To follow up on a few of your points, I am curious what you consider to be a “fair price.” I struggle mightily with this. A grower participating in our Borderlands project in Nariño sold a 90-point coffee last year for $3 farmgate at a time when the local market rate was closer to 90 cents. Was that a fair price? If he had sold that coffee in 2011, when the NY C was cresting $3, it might have sold for $5 FOB or more. Would that have been a fair price?
And I wonder how many roasters out there who would say they are paying fair prices have any idea how much of their FOB price reaches the farmer. I would hazard a guess that there are very few, indeed. If a roaster doesn’t know what the growers in its supply chain are earning, it doesn’t have a sense of how secure that source of coffee is.
Michael
Direct trade would alleviate that and with the advent of technology if the SCAA was serious about investing in the future they would make a website for each farm so that they could communicate directly with their potential customers and eliminate the kabals from the industry
there are a myriad of ways to fix this if your practical, but just like the rest of the world, theres too much power behind the scenes making sure things ARE JUST THE WAY THEY ARE all markets are a manipulation and the sooner you realize that the sooner you can do real things instead of being stuck in the status quo. no better time then now
We at Mukilteo Coffee Roasters, have made an agreement with our farmers, to pay what the coffee is worth, to assure that they can keep producing quality coffee, and ensuring them a living as well as ours.
Gary:
This is a great approach and one taken by lots of companies that have real dialogue with their supply chain partners and whose business models are compatible with big price differentials, whether based on a shared idea of a fair price, certs, quality, etc. As other comments here suggest, those differentials can help farmers make the economics work even when the overall market environment is less than favorable. The problem in my mind for the majority of growers is that these direct trading relationships and differential-based models are still just a small part of the overall market. The commodity exchanges can occasionally produce prices that deliver profits to growers, like the $3 NY C in 2011, but they are just as likely to generate prices well below the cost of production, like the $1 NY C in 2013. There are plenty of businesses out there that are constrained in their pricing by the market–if the C market is at $1, buyers can’t justify to shareholders paying twice that amount across-the-board even if that is what it might take for growers to turn a modest profit. So while your commitment “to pay what the coffee is worth” to Muktileo is commendable, a systemic response requires other benchmarks beyond the commodity exchanges so buyers for companies whose models are different from Muktileo can start the conversation somewhere else–instead of beginning the differential conversation at a $1.04 NY C price, perhaps they can begin at the official cost-of-production price of say $1.65.

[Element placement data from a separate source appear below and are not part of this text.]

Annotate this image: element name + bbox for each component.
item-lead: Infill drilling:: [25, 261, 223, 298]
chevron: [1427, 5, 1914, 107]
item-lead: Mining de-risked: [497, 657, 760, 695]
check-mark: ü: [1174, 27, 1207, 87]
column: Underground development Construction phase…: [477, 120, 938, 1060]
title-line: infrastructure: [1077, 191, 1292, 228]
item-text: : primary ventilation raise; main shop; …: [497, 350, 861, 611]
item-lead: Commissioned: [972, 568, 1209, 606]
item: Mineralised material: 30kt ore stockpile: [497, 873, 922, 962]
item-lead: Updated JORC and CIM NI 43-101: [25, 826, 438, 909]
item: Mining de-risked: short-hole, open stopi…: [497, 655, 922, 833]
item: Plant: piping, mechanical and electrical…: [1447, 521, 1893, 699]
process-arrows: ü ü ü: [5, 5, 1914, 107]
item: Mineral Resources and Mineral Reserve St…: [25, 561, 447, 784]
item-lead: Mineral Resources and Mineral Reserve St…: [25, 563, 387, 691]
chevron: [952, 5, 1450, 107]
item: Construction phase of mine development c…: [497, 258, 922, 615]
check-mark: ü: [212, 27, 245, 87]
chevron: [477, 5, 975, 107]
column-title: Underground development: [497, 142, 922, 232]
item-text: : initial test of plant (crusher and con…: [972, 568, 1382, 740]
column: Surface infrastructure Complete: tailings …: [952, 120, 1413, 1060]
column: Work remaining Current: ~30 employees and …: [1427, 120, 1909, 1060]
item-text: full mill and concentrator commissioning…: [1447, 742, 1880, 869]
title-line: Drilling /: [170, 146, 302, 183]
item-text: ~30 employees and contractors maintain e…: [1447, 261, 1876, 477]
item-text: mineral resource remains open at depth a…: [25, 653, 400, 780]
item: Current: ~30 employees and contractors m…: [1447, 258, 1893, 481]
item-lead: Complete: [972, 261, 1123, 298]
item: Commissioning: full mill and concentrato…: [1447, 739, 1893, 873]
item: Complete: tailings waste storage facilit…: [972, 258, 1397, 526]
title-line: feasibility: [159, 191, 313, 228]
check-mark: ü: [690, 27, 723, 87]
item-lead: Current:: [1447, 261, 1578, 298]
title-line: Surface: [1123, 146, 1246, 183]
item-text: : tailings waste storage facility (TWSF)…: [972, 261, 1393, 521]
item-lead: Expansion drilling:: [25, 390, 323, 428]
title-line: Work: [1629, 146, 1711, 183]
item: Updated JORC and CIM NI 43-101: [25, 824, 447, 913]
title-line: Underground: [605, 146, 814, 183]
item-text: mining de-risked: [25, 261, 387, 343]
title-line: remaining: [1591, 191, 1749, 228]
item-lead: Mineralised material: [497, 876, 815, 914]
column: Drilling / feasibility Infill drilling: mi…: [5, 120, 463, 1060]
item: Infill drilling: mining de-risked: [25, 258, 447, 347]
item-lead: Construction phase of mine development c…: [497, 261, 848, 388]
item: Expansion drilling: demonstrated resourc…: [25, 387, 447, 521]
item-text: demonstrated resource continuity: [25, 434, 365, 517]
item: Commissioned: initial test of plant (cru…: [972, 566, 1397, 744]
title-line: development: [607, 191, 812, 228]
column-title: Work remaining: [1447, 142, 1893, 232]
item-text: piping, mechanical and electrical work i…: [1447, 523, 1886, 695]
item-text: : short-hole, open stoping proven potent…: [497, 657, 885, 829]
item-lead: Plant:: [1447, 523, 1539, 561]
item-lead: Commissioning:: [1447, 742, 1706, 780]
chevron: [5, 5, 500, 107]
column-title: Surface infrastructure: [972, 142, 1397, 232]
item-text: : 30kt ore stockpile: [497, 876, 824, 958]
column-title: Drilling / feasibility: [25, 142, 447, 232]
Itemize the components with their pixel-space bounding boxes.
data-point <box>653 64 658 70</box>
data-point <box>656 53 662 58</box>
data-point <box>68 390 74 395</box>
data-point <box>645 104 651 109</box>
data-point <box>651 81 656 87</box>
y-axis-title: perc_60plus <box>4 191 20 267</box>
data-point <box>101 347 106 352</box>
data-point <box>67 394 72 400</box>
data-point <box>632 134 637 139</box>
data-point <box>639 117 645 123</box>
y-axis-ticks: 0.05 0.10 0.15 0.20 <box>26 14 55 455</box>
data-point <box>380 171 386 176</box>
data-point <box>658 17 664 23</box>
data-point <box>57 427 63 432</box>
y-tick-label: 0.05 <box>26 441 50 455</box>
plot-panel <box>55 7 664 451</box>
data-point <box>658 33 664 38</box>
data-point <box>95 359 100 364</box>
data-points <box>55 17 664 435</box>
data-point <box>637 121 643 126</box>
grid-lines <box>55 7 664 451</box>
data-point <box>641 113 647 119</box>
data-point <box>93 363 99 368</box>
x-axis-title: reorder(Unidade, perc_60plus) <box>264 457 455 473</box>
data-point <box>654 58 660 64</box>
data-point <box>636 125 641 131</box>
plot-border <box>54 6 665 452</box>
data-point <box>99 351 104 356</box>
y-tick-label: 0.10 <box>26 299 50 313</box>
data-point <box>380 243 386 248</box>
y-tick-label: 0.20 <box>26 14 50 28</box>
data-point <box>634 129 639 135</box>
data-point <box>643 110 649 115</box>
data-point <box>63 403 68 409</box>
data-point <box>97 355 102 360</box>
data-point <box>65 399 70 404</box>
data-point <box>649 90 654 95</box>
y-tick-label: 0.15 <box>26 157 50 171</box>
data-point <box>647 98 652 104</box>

Great post and even more interesting is the conversation that developed in the comments section. Michael, it’s a year now since this post was published and I know that there is a ‘cost to produce vs price’ seminar coming up at SCAA this year and I was wondering if you’ve got any more insights into this topic that you would like to share here?
My own input is that origins are so different and thus the idea of who ‘the producer’ is varies. In Burundi ‘the producer’ is the washing station, not the coffee farmer (for myriad reasons). Yet the washing station cannot produce without the coffee farmer so there is a co-dependence that needs to be supported in a sustainable way. Secondly, Burundi is a tiny origin and from my experience and current research growers and washing stations need to almost put all of their effort into developing trading partners who pay according to quality and not only the NY C as there is simply no way for farmers and washing stations to win selling simply on the C – Burundi is just too small to be competitive.